January 12, 2017 by directorfsm
For I delight in the law of God, in my inner being, but I see in my members another law waging war against the law of my mind and making me captive to the law of sin that dwells in my members. Wretched man that I am! Who will deliver me from this body of death? Thanks be to God through Jesus Christ our Lord!
(Rom. 7: 22– 25)
Jesus, though I’m conflict avoidant by nature and choice, this is one conflict about which I am actually excited. The very fact that there’s a war going on inside of me is a good thing, especially since the combatants are the gospel and my sinful nature. For this means that the outcome of this war has already been decided. The gospel will prevail! Yet I’m not naïve about the “mop-up” operation. Growing in grace is great, but it sure gets messy and intense.

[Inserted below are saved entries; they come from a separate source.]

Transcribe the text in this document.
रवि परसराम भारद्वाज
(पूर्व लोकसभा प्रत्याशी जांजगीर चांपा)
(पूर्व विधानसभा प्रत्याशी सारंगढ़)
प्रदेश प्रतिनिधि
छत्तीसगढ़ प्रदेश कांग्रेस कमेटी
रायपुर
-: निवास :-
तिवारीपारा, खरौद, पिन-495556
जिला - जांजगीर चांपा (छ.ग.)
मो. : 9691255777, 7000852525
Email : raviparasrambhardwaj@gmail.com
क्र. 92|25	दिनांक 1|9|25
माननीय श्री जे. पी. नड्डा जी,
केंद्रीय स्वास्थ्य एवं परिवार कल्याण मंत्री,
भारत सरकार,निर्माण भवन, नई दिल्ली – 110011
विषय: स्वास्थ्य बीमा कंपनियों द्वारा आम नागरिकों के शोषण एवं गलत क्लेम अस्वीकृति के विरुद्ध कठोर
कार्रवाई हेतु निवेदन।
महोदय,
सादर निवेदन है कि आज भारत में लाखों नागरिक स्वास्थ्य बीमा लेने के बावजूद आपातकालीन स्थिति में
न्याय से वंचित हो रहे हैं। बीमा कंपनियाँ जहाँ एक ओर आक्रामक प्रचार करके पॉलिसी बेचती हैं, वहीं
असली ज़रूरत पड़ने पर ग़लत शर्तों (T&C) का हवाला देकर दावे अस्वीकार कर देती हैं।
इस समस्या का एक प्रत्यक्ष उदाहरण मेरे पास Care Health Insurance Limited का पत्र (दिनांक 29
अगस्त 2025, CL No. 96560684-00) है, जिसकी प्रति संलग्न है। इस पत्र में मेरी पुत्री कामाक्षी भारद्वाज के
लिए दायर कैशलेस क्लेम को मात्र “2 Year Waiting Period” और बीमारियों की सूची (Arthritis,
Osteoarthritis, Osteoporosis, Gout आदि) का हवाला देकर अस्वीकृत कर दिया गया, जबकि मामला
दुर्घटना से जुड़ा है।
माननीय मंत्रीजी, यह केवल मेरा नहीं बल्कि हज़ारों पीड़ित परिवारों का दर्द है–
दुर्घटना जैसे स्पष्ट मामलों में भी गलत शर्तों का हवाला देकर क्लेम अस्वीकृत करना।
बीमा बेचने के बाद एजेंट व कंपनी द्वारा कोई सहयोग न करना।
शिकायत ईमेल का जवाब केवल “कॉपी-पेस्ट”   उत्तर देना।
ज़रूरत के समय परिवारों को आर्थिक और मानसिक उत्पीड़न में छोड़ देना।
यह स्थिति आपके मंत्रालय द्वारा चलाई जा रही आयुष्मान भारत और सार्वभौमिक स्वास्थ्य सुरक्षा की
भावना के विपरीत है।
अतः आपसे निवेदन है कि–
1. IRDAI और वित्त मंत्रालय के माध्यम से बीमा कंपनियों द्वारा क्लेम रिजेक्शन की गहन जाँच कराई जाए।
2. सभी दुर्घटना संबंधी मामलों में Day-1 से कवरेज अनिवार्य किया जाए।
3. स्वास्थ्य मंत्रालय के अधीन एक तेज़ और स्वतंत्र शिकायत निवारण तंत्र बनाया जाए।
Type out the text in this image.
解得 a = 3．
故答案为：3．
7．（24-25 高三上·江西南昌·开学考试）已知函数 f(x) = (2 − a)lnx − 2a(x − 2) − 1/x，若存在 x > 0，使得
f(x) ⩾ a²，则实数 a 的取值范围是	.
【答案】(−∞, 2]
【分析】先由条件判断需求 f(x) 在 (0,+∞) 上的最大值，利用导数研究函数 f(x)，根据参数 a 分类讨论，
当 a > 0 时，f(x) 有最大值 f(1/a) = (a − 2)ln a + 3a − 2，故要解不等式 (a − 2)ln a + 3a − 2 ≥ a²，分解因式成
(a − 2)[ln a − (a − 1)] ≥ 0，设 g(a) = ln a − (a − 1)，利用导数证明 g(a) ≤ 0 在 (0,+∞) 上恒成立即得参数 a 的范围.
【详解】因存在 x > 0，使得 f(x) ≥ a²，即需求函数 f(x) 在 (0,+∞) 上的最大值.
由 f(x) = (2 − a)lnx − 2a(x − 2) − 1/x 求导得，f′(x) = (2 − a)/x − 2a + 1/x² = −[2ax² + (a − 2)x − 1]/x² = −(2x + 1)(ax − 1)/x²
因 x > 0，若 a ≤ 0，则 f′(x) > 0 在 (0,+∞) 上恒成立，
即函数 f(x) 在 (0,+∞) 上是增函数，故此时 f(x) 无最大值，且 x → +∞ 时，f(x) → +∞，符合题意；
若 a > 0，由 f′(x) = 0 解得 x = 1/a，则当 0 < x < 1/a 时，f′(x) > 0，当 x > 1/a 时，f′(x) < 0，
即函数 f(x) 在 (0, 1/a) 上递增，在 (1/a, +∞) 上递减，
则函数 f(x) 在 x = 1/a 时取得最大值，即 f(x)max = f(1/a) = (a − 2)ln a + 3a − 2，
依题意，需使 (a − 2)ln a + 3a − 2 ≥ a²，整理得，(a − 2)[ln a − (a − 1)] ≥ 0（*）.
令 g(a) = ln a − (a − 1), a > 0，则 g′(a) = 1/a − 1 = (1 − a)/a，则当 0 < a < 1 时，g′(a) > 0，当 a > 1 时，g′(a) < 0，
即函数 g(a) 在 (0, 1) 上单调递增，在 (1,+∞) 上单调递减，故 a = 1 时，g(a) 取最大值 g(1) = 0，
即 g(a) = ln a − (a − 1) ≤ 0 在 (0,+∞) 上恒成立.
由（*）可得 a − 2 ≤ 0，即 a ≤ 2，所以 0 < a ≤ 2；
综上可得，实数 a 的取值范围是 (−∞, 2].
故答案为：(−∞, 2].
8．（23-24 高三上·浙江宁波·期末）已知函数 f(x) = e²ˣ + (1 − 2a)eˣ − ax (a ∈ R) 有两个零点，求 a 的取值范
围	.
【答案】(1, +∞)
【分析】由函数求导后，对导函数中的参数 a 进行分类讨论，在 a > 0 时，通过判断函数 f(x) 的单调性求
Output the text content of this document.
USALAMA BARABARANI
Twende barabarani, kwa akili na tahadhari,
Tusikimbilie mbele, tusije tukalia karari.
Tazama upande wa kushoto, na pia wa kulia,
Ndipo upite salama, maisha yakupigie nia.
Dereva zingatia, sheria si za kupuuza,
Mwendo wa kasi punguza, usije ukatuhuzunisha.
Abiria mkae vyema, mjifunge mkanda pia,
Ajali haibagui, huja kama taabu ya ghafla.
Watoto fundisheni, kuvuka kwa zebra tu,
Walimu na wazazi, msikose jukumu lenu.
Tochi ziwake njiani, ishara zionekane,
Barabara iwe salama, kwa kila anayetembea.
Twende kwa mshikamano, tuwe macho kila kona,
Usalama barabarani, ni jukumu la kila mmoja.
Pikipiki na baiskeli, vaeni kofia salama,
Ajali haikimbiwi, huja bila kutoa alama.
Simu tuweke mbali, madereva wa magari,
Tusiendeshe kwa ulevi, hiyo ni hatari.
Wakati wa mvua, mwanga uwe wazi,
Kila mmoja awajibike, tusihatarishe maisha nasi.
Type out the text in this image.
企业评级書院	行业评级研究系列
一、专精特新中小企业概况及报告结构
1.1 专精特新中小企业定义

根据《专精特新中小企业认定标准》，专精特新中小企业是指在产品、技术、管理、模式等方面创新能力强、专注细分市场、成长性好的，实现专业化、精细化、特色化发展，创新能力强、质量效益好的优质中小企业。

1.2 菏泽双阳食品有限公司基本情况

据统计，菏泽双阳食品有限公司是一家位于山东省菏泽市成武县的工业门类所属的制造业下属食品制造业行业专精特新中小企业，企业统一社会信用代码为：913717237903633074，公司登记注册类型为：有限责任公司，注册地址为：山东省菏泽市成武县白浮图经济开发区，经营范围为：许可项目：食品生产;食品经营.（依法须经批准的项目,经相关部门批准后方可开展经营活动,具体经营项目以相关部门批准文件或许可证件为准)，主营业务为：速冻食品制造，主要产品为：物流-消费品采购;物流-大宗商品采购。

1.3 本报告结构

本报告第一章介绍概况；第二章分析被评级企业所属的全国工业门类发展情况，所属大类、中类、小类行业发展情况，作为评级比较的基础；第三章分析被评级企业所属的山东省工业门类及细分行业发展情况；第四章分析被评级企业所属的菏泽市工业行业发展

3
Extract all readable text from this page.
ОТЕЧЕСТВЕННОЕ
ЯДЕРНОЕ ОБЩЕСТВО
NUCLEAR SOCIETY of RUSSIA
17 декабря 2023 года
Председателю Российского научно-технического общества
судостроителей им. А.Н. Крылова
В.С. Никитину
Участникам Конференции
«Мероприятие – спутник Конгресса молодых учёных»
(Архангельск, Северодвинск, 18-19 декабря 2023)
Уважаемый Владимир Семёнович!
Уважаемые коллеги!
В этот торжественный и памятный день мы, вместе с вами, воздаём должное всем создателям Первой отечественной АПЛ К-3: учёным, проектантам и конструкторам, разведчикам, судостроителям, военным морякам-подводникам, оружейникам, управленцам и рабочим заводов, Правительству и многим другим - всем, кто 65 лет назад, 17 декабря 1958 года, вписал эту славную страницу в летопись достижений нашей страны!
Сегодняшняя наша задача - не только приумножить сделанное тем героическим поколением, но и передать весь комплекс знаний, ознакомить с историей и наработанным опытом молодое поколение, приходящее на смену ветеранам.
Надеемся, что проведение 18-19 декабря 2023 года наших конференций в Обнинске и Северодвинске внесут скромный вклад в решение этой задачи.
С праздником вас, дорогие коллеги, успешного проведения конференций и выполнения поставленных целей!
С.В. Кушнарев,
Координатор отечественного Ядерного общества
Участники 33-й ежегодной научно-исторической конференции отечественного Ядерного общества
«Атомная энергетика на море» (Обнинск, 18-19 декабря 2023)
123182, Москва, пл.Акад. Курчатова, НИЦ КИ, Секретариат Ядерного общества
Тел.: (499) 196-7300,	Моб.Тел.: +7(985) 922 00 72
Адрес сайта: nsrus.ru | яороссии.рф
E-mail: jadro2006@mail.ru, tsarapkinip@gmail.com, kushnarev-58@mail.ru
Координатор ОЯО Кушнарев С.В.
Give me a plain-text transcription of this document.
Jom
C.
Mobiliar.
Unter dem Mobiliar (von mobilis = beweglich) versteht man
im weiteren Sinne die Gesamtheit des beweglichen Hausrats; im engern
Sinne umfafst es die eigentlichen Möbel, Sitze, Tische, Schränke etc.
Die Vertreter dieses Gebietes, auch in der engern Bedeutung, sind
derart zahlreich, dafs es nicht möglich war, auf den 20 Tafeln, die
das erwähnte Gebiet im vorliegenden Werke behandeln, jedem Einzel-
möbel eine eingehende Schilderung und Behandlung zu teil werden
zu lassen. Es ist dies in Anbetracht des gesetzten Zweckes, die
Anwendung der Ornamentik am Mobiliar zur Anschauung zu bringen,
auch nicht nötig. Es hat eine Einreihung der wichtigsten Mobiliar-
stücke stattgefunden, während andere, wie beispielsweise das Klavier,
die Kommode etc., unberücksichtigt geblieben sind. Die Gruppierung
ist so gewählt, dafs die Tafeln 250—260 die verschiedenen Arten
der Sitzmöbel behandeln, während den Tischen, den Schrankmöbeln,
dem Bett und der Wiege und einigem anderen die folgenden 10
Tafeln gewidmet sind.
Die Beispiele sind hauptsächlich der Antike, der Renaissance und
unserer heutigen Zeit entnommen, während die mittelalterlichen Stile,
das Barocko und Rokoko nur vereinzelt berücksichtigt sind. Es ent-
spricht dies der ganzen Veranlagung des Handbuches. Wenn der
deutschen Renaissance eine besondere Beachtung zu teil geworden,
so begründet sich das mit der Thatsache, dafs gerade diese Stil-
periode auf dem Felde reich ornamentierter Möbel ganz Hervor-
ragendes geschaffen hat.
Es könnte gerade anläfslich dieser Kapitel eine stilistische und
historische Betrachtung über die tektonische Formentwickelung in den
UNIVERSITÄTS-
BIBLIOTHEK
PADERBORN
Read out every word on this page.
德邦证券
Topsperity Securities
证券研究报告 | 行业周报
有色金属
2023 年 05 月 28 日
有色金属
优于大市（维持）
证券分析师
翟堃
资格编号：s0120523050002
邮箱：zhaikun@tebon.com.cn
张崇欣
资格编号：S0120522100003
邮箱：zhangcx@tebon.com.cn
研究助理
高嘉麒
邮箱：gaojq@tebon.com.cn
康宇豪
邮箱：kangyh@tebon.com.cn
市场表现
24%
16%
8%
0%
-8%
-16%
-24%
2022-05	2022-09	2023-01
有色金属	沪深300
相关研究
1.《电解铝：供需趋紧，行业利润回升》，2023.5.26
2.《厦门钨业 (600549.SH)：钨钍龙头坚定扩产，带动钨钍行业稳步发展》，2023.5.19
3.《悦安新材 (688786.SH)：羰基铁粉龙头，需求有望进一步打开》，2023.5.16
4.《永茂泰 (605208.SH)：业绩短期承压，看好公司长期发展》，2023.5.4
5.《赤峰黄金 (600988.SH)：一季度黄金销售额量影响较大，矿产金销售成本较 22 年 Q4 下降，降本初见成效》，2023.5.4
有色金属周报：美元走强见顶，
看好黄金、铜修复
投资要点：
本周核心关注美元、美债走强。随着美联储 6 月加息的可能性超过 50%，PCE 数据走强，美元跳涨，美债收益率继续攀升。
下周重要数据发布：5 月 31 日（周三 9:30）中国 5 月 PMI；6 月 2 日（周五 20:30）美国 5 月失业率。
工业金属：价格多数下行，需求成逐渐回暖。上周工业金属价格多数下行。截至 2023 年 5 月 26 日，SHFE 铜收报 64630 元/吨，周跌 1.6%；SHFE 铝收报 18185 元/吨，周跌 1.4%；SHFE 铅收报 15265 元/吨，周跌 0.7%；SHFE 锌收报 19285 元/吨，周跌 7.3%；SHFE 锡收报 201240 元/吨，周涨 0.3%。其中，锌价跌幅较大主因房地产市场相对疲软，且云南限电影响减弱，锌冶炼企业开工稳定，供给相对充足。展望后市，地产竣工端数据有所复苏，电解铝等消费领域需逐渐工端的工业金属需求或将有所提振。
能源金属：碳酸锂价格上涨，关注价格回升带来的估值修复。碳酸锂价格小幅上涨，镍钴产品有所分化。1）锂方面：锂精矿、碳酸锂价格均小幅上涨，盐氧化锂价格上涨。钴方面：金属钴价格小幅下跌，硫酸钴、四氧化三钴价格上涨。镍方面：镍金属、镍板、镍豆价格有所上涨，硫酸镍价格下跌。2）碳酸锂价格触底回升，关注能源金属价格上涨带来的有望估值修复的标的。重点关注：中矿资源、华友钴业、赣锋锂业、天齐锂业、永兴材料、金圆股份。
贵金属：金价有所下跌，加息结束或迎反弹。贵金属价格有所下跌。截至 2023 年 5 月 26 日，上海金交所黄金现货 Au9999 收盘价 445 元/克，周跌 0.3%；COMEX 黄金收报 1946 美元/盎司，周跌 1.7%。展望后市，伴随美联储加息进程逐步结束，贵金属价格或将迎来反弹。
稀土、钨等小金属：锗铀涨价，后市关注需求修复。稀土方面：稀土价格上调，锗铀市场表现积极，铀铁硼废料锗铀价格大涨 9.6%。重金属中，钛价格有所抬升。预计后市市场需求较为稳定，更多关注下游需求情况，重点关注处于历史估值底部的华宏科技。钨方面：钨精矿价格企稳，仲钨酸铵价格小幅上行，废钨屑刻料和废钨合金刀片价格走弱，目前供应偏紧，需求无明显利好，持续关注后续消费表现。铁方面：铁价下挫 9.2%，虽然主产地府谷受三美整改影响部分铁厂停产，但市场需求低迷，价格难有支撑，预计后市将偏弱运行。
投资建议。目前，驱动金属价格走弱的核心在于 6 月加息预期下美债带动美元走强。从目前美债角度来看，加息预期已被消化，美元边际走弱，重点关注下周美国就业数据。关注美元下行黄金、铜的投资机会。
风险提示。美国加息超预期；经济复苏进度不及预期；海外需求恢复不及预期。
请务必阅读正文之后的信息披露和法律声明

The only reason I now delight in God’s law, in my heart of hearts, is because the demands of the law drove me to you, Jesus. I needed a substitute and a Savior, not a model and a coach. You perfectly met all the requirements of God’s law for me, and you’ve exhausted his judgment against all my law breaking. This is the good news, indeed.
The messy part of knowing you comes from your commitment to make me like yourself. You’re more committed to getting “heaven” in me than getting me into heaven. Why couldn’t you have just glorified me after justifying me? It would’ve been so much easier. Why couldn’t we have just skipped over the whole sanctification process?
Silly questions, indeed. I’m just very thankful to know that one day I will be as loving and as lovely as you, for the Father will complete his work in each of his children, including me. Until that day, here’s my prayer . . .
Jesus, allow me to grieve the sinfulness of sin— the sinfulness of my sins. Now that I’m no longer guilty or condemned, let me fearlessly see my sins, ruthlessly hate my sins, and relentlessly repent of my sins. Increase my love for holiness and decrease my self-contempt. Only the gospel can bring me such freedom. Only by seeing more of you, Jesus, will I delight in this journey.
Jesus, you’re the end of all my wretchedness. You’re the one who’s rescuing me from this “body of death”— all the effects and residue of the fall, all the trappings of my graveclothes, every semblance of every way I’m not like you. Thank you, thank you, thank you. I pray in your most powerful and loving name. Amen.